Here’s where things get interesting: A full-time worker (40 hours a week) in the U.S. making minimum wage earns only $15,080 a year. For some context, median individual earnings are $40,404 a year (BLS), while the U.S. poverty level is $23,550 (HHS). Full-time minimum wage earners make 62.7 percent less than median income and are 36.0 percent below the poverty level. (The number you probably hear quoted most often is median household income at $51,017, according to the census. The minimum is 70.4 percent below that).
That’s a truly appalling piece of statistical manipulation.
That minimum wage is the single earner wage. The median is also individual earnings. That poverty line is actually for a two parent, two children, household.
The poverty line for a single person is $11,490, for a two person household, $15,510.
That really is egregiously misleading. Just horrible. I’m amazed that Bloomberg are letting that stand.
That’s not the only dishonesty.
Working a minimum wage job at McDonalds is supposed to be the kind of job teenagers do while living at home, and before they either go to university, move up through the excellent McDonalds chain, or leave for a better job (armed with a good reference from McDonalds, a few new qualifications and proof they can get up in the morning and go to work).
Sure, some people end up there longer than they would like, but that’s usually because they have failed to take proper advantage of the free education everyone else has paid for, or have mad eother stupid de cisions (have children by successive gangsta fathers, for instance).
It is not supposed to be the sort of thing that a family can live on.
Increasing the cost of those workers will merely increase the cost of the burgers and/or lead to automation.
Utter cunts, these people.
I think the one ‘point’ (or, at least, not fully rounded bit of wibble) is the concern that the Minimum Wage sets the actual wage for an unreasonably large range of jobs. While I have no actual evidence for this, it seems a justifiable hypothesis.
However, the answer the whiners will never accept is to can the minimum wage, not to increase it …
My salary moved from unpaid, to “only can afford it as I’m living at home” at 17, to “enough for a student” to “reasonable dosh on graduating” and eventually to what, outside London, is a reasonable wage.
SE you are absolutely on the money with that comment. When one of the Channel Islands introduced a “minimum wage” they effectively set the wage for a huge range of low paid jobs. Before the minimum wage there was a market with employers paying a range of hourly rates between 5 – 12 pounds per hour. Once the minimum wage came in they all offered exactly the same rate.
“For some context” – only one country in four has a GDP/head above $15,080 – though a fairer measure is GDP/head on a PPP basis where nearly 36% are above $15080. Barry Ritholz wants every minimum wage job to support two adults and two children (whereas the average US job supports 1.7 people) so let’s just say that two countries out of five have a GDP/head less than one-quarter of that $15080.

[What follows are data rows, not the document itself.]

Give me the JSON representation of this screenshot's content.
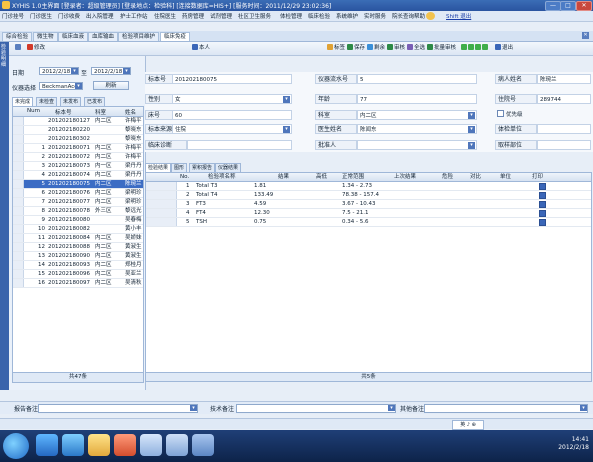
{
  "window": {
    "title": "XYHIS 1.0主界面 [登录者：超级管理员] [登录地点：检验科] [连接数据库=HIS+] [服务时间：2011/12/29 23:02:36]",
    "min": "—",
    "max": "□",
    "close": "✕"
  },
  "menu": [
    "门诊挂号",
    "门诊医生",
    "门诊收费",
    "出入院管理",
    "护士工作站",
    "住院医生",
    "药房管理",
    "试剂管理",
    "社区卫生服务",
    "体检管理",
    "临床检验",
    "系统维护",
    "实时服务",
    "院长查询",
    "帮助",
    "Shift 退出"
  ],
  "tabs": {
    "items": [
      "综合检验",
      "微生物",
      "临床血液",
      "血库输血",
      "检验项目维护",
      "临床免疫"
    ],
    "active": 5,
    "close": "✕"
  },
  "sidebar_label": "检验明细",
  "toolbar": {
    "left": [
      "修改"
    ],
    "right": [
      "本人",
      "标签",
      "保存",
      "剩余",
      "审核",
      "全选",
      "批量审核",
      "退出"
    ]
  },
  "left_pane": {
    "date_label": "日期",
    "date_from": "2012/2/18",
    "to_label": "至",
    "date_to": "2012/2/18",
    "instrument_label": "仪器选择",
    "instrument_value": "BeckmanAcce",
    "refresh_button": "刷新",
    "subtabs": [
      "未完成",
      "未检查",
      "未发布",
      "已发布"
    ],
    "columns": [
      "Num",
      "标本号",
      "科室",
      "姓名"
    ],
    "rows": [
      {
        "num": "",
        "id": "201202180127",
        "dept": "内二区",
        "name": "许梅平"
      },
      {
        "num": "",
        "id": "201202180220",
        "dept": "",
        "name": "黎晓东"
      },
      {
        "num": "",
        "id": "201202180302",
        "dept": "",
        "name": "黎晓东"
      },
      {
        "num": "1",
        "id": "201202180071",
        "dept": "内二区",
        "name": "许梅平"
      },
      {
        "num": "2",
        "id": "201202180072",
        "dept": "内二区",
        "name": "许梅平"
      },
      {
        "num": "3",
        "id": "201202180073",
        "dept": "内一区",
        "name": "梁丹丹"
      },
      {
        "num": "4",
        "id": "201202180074",
        "dept": "内二区",
        "name": "梁丹丹"
      },
      {
        "num": "5",
        "id": "201202180075",
        "dept": "内二区",
        "name": "陈琬兰"
      },
      {
        "num": "6",
        "id": "201202180076",
        "dept": "内二区",
        "name": "梁明珍"
      },
      {
        "num": "7",
        "id": "201202180077",
        "dept": "内二区",
        "name": "梁明珍"
      },
      {
        "num": "8",
        "id": "201202180078",
        "dept": "外三区",
        "name": "黎远光"
      },
      {
        "num": "9",
        "id": "201202180080",
        "dept": "",
        "name": "吴春梅"
      },
      {
        "num": "10",
        "id": "201202180082",
        "dept": "",
        "name": "黄小丰"
      },
      {
        "num": "11",
        "id": "201202180084",
        "dept": "内二区",
        "name": "吴娇妹"
      },
      {
        "num": "12",
        "id": "201202180088",
        "dept": "内二区",
        "name": "黄淑生"
      },
      {
        "num": "13",
        "id": "201202180090",
        "dept": "内二区",
        "name": "黄淑生"
      },
      {
        "num": "14",
        "id": "201202180093",
        "dept": "内二区",
        "name": "郑桂月"
      },
      {
        "num": "15",
        "id": "201202180096",
        "dept": "内二区",
        "name": "吴亚兰"
      },
      {
        "num": "16",
        "id": "201202180097",
        "dept": "内二区",
        "name": "吴清秋"
      }
    ],
    "selected_index": 7,
    "footer": "共47条"
  },
  "form": {
    "specimen_no_label": "标本号",
    "specimen_no": "201202180075",
    "sample_seq_label": "仪器流水号",
    "sample_seq": "5",
    "patient_name_label": "病人姓名",
    "patient_name": "陈琬兰",
    "sex_label": "性别",
    "sex": "女",
    "age_label": "年龄",
    "age": "77",
    "admission_no_label": "住院号",
    "admission_no": "289744",
    "bed_label": "床号",
    "bed": "60",
    "dept_label": "科室",
    "dept": "内二区",
    "priority_label": "优先级",
    "source_label": "标本来源",
    "source": "住院",
    "doctor_label": "医生姓名",
    "doctor": "陈闻东",
    "exam_unit_label": "体检单位",
    "diagnosis_label": "临床诊断",
    "approver_label": "批准人",
    "collect_dept_label": "取样部位"
  },
  "result_tabs": [
    "检验结果",
    "图形",
    "累积报告",
    "仪器结果"
  ],
  "result_columns": [
    "No.",
    "检验项名称",
    "结果",
    "高低",
    "正常范围",
    "上次结果",
    "危险",
    "对比",
    "单位",
    "打印"
  ],
  "results": [
    {
      "no": "1",
      "name": "Total T3",
      "value": "1.81",
      "flag": "",
      "range": "1.34 - 2.73"
    },
    {
      "no": "2",
      "name": "Total T4",
      "value": "133.49",
      "flag": "",
      "range": "78.38 - 157.4"
    },
    {
      "no": "3",
      "name": "FT3",
      "value": "4.59",
      "flag": "",
      "range": "3.67 - 10.43"
    },
    {
      "no": "4",
      "name": "FT4",
      "value": "12.30",
      "flag": "",
      "range": "7.5 - 21.1"
    },
    {
      "no": "5",
      "name": "TSH",
      "value": "0.75",
      "flag": "",
      "range": "0.34 - 5.6"
    }
  ],
  "results_footer": "共5条",
  "bottom": {
    "report_note": "报告备注",
    "tech_note": "技术备注",
    "other_note": "其他备注"
  },
  "status": {
    "ime": "英 ♪ ⊕"
  },
  "taskbar": {
    "time": "14:41",
    "date": "2012/2/18"
  },
  "colors": {
    "accent": "#3b6cc4",
    "titlebar": "#2a54a0"
  }
}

If every job in the USA only created $15080 then GDP/head would by $8852, more than five out of every eight countries in the world.
Every burger-flipper at the bottom of the US rankings already has a higher income that most of the rest of the world. Barry Ritholz thinks that they should have a higher income than the average GDP/head of The Bahamas, South Korea, Portugal – in fact half the countries in the EU and five out of six countries in the world – and well over twice that of Mexico. Minimum wage in the USA more than twice GDP/head in Mexico?!? Well, I suppose employing a million border guards might reduce unemployment …
As I’ve said before, if you don’t have pellagra you’re earning a living wage.